I bet I'm the kid. The weird loner everyone feels bad for. The one nobody wants to be seen talking to. I wish I'd just stop crying. Why doesn't anyone seem to care? I can feel everyone look at me, whisper about me. They know. They all know. I feel my breathing quicken again, and I hold my breath for as long as possible. I wipe the smeared makeup from under my eyes, and notice I'm shaking again. I pull my knees closer to my chest, tilt my head back slightly, and close my eyes. Maybe people won't recognize I'm having a meltdown, maybe they'll just think I'm tired this way. I remember the techniques I learned on how to deal with panic attacks. I remember my favorite being the muscle excersize. I tense all my muscles, and relax.

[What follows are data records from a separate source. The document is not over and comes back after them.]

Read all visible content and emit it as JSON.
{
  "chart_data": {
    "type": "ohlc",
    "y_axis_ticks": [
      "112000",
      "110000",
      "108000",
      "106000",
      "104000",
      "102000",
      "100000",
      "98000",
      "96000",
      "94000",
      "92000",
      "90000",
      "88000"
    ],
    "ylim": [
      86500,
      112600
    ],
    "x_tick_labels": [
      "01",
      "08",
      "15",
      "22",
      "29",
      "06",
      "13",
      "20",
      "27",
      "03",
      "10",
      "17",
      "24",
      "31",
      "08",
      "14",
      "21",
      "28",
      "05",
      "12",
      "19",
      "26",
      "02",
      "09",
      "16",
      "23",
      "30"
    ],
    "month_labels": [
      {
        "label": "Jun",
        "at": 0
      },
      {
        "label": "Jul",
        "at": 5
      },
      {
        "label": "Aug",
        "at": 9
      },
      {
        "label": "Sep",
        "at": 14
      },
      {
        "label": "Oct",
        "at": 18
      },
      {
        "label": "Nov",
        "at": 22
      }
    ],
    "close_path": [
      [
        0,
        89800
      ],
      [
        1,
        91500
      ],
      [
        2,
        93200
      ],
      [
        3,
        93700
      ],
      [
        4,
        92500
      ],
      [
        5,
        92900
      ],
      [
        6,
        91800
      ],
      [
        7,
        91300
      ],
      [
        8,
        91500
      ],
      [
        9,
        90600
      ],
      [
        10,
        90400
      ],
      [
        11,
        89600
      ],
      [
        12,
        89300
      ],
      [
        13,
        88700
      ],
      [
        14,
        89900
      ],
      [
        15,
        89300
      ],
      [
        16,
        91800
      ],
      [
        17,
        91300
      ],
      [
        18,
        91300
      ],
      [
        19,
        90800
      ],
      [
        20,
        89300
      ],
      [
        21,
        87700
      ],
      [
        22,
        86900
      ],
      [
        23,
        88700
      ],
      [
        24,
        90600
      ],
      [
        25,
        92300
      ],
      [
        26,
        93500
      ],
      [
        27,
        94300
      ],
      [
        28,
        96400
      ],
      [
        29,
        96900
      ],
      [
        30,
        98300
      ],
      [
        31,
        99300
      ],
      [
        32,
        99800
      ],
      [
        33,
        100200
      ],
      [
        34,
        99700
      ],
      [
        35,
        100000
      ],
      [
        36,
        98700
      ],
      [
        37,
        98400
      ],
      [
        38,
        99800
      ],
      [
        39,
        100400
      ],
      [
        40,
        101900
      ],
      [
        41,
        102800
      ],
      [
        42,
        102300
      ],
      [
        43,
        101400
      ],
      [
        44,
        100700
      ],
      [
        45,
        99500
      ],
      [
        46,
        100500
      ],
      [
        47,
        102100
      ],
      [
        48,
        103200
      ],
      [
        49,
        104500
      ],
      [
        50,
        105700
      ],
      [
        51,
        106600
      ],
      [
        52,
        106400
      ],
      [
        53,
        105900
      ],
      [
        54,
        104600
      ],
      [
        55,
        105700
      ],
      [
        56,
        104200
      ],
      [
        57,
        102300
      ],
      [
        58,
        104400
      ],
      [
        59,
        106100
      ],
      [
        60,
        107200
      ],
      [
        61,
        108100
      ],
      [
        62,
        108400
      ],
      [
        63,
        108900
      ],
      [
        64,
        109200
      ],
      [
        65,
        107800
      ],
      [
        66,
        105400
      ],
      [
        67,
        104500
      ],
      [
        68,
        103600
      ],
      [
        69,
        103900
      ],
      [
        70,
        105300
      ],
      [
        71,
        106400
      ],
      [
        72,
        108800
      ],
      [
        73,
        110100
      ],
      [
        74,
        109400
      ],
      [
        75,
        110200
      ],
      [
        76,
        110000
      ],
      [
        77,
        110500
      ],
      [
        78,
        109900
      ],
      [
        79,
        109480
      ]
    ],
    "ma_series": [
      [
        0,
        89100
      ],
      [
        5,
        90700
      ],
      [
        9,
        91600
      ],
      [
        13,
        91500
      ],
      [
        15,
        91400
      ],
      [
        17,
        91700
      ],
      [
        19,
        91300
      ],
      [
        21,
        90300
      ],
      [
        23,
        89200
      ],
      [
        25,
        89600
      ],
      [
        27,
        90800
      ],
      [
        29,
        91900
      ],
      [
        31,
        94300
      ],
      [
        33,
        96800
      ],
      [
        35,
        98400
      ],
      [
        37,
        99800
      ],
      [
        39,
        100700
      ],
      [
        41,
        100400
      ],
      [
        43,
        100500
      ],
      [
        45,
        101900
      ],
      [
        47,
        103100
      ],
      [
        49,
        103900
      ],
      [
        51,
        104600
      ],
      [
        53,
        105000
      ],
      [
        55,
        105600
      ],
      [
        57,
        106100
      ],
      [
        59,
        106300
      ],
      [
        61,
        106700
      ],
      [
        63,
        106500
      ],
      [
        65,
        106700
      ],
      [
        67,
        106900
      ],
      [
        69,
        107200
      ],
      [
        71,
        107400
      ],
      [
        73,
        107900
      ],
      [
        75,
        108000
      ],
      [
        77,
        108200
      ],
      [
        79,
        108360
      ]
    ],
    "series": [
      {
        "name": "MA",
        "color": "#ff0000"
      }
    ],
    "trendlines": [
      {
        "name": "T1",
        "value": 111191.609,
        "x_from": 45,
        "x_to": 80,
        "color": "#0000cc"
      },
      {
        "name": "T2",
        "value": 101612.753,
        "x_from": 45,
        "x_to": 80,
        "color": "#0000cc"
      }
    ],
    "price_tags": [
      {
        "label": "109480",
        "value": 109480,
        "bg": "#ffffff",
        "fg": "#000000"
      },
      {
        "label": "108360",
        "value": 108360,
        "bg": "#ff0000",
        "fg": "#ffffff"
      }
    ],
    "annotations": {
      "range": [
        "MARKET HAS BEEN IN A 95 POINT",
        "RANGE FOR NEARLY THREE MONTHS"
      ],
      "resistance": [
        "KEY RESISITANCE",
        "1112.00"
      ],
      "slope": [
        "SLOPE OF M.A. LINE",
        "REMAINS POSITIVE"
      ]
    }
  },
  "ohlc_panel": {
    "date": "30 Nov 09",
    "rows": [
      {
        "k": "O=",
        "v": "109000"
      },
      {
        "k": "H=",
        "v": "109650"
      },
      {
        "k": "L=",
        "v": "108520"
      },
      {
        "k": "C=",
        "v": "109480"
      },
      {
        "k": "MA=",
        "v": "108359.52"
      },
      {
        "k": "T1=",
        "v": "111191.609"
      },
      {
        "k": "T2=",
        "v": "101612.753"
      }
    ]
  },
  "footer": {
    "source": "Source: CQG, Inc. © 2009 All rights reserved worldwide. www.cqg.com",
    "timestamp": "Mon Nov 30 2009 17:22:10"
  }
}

I open me eyes to see a girl staring at me with obvious concern, or disgust, I can't distinguish the two. " Are you okay? " she asks. I nod and fake a smile, explaining I'm just tired. Great, everybody thinks I'm crazy now. Maybe I am crazy? I feel crazy. Do crazy people recognize when they're losing their sanity? I feel it slipping, so maybe I'm just on the brink. Does questioning your sanity make you crazy? I'm definitely crazy, no ifs ands or buts.
I snap my eyes open again at the sound of my voice. The whispering and voices get louder and louder, I'm hearing people whisper my name. I know everybody hates me, everyones talking about me, I should just kill myself. Yes, that's exactly what I'll do. I wonder if anyone would come to my funeral? I hope to god, they will. No, god isn't real. He can't be. If god was real, he wouldn't put me through this. Finally, the bell rings.